Cependant, une seule classe de benzodiazépines, appelées benzodiazépines N-non substituées (comprenant le lorazépam, le clonazépam, le nordiazépam et l'oxazépam), pouvait activer le GPR68. Les benzodiazépines N-substituées (comprenant l'alprazolam, le diazépam et le témazépam) n'avaient aucun effet sur l'activation du GPR68.

« Nous pensons que le mécanisme est dû à une différence de structure entre les différentes benzodiazépines », a déclaré Feigin. « L’alprazolam a l’effet opposé à celui du lorazépam ; il n’a aucun impact sur le GPR68, mais il diminue fortement l’IL-6, et nous pensons que cela diminue le potentiel inflammatoire de ces tumeurs. »

« Je pense qu’il est trop tôt pour dire si les patients doivent arrêter de prendre un médicament ou commencer à en prendre un autre », a déclaré Feigin, précisant qu’il s’agissait d’une analyse corrélative. « Il reste encore beaucoup à apprendre en termes d’implications cliniques. »

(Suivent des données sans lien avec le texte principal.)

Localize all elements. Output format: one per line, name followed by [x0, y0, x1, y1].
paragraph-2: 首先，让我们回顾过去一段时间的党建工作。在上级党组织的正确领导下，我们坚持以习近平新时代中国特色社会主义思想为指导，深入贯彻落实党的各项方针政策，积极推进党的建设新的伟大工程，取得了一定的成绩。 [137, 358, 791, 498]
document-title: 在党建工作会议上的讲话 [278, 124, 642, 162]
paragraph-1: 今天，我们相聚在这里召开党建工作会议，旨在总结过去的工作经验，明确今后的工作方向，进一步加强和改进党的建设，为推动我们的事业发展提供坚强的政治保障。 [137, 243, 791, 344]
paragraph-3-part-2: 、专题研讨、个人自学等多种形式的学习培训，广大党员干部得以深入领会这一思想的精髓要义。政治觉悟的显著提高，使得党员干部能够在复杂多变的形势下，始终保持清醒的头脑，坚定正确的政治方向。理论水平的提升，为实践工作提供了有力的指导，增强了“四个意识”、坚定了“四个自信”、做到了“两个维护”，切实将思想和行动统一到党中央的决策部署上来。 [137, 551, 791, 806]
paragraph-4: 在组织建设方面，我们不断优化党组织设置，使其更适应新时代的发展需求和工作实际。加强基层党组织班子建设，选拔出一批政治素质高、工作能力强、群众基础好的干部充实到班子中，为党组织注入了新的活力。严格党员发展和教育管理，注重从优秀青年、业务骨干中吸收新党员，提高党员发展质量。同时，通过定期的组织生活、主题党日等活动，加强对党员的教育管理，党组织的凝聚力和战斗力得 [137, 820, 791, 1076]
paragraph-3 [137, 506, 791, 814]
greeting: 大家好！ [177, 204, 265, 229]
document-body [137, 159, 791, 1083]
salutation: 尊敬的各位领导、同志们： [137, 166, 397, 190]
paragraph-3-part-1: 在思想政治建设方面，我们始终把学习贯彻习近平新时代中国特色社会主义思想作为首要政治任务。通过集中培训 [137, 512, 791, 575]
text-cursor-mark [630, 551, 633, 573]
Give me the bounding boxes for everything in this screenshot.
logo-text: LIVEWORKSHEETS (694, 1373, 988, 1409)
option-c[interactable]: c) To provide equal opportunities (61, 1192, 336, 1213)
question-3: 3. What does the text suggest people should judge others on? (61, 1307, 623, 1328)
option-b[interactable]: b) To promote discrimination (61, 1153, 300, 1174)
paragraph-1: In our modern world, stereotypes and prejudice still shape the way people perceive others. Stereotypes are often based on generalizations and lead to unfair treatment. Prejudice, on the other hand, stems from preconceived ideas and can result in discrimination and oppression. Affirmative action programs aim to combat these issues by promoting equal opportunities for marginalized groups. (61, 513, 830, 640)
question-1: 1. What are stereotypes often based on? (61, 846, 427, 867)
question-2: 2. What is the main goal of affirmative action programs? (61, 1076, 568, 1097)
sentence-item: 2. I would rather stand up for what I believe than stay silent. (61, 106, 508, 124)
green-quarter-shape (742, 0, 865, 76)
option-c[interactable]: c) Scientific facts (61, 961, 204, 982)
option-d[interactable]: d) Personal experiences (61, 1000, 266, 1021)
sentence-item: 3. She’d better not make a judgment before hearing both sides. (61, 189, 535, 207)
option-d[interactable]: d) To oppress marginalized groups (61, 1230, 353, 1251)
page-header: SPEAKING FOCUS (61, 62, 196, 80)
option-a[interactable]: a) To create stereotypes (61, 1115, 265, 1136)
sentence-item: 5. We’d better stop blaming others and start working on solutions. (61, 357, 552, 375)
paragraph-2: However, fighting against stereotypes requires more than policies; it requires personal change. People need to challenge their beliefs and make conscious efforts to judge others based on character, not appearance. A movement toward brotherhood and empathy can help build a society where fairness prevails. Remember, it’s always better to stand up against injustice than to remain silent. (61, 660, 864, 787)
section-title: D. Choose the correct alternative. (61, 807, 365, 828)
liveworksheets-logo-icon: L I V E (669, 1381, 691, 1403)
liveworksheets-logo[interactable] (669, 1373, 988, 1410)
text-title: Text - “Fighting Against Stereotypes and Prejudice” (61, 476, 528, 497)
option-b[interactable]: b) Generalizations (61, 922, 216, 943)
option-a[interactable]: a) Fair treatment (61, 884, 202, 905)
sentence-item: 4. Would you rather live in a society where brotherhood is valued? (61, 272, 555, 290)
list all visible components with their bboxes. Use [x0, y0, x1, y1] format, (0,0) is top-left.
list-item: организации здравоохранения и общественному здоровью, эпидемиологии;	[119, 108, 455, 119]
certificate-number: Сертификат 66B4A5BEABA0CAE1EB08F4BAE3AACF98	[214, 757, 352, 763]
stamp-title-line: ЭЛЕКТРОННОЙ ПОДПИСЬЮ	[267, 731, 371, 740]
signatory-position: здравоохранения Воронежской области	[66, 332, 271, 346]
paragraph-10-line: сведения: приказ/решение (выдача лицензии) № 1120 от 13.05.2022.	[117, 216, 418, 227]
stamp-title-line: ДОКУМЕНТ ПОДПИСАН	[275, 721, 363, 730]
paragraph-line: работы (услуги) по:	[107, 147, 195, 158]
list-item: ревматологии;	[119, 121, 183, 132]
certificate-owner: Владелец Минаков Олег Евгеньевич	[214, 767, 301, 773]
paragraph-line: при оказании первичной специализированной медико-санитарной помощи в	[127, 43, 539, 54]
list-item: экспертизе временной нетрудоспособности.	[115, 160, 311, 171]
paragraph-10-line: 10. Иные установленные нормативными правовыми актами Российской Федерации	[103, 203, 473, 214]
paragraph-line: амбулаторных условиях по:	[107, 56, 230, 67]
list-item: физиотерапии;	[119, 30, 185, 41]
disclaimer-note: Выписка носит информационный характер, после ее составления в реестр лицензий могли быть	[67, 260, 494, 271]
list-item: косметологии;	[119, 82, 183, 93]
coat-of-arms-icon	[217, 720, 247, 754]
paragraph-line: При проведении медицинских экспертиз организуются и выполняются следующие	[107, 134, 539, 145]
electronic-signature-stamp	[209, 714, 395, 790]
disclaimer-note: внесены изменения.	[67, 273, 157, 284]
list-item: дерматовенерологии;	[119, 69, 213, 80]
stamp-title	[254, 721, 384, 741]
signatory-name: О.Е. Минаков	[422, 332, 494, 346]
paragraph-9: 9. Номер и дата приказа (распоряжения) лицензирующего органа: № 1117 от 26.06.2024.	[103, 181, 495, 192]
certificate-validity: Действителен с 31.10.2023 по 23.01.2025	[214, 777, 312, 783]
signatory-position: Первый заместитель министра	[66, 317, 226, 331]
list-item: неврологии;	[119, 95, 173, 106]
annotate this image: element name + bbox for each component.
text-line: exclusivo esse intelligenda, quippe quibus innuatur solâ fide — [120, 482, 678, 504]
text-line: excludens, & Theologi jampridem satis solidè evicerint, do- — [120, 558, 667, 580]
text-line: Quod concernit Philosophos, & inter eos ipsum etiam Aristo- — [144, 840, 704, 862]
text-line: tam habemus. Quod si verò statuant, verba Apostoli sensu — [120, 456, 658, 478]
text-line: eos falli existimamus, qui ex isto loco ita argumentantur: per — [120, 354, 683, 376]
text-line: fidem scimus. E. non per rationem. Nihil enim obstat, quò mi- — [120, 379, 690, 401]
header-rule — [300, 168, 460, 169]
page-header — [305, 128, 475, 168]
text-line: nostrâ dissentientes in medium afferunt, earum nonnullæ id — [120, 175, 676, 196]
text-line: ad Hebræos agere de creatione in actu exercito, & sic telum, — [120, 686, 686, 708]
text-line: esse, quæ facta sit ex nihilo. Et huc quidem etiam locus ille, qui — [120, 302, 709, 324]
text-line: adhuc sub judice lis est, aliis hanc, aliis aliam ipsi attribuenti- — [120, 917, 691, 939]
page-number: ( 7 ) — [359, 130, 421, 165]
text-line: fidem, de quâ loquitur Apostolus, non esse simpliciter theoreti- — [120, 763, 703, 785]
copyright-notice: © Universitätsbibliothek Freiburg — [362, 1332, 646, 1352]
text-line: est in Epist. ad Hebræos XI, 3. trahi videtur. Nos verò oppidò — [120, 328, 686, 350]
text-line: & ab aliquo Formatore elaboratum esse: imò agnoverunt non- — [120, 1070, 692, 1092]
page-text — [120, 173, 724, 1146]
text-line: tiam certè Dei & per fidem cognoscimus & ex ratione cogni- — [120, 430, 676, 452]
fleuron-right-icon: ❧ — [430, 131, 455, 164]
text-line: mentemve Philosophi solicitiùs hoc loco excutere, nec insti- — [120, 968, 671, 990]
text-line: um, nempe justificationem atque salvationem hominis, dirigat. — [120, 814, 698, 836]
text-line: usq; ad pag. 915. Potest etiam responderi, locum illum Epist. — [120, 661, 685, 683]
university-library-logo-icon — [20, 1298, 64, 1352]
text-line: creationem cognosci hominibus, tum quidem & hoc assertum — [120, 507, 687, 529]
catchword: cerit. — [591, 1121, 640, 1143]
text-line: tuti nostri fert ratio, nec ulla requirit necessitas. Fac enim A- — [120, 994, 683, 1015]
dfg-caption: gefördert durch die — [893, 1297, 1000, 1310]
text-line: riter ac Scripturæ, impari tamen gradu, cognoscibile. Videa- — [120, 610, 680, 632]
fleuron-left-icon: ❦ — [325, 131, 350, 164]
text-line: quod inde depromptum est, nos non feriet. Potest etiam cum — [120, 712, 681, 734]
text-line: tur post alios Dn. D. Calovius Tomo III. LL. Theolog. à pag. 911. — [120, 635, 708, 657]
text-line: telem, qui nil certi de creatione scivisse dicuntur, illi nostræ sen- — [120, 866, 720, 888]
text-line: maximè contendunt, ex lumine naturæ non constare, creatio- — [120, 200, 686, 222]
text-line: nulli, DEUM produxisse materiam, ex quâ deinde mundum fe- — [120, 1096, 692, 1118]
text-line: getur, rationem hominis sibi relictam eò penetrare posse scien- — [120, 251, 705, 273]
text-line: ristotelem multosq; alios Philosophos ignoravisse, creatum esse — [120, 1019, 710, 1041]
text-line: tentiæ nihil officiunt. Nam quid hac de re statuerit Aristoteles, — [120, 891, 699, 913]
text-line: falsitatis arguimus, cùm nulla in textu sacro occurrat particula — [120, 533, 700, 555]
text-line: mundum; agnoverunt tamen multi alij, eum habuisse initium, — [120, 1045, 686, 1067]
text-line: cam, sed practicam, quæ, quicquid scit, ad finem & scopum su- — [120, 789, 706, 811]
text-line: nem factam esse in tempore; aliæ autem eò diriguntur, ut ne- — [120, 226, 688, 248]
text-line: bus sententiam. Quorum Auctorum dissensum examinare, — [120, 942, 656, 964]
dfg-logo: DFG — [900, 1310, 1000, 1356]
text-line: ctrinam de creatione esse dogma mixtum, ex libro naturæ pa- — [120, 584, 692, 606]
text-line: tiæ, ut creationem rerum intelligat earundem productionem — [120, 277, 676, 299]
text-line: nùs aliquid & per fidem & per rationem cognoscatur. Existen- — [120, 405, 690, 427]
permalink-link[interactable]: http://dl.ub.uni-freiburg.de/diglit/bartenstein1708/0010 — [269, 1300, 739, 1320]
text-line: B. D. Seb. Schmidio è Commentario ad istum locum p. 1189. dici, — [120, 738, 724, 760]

Feigin a déclaré que la prochaine étape serait un essai clinique visant à évaluer de manière prospective les effets du lorazépam et de l’alprazolam sur les résultats du cancer du pancréas et le microenvironnement du cancer du pancréas humain.

Les limites de cette étude incluent les différences de dosage optimal des benzodiazépines entre les souris et les humains, ainsi que les différences de doses de benzodiazépines administrées aux patients humains pour différentes indications, qui n'ont pas été prises en compte dans cette étude. De plus, certaines des expériences sur les souris ont été réalisées sur des tumeurs implantées par voie sous-cutanée qui ont un microenvironnement différent de celui des tumeurs qui se développent dans le pancréas.

Cette étude a été financée par le National Cancer Institute des National Institutes of Health, la Roswell Park Alliance Foundation et la Fifth District AHEPA Cancer Research Foundation Inc. Feigin ne déclare aucun conflit d'intérêts.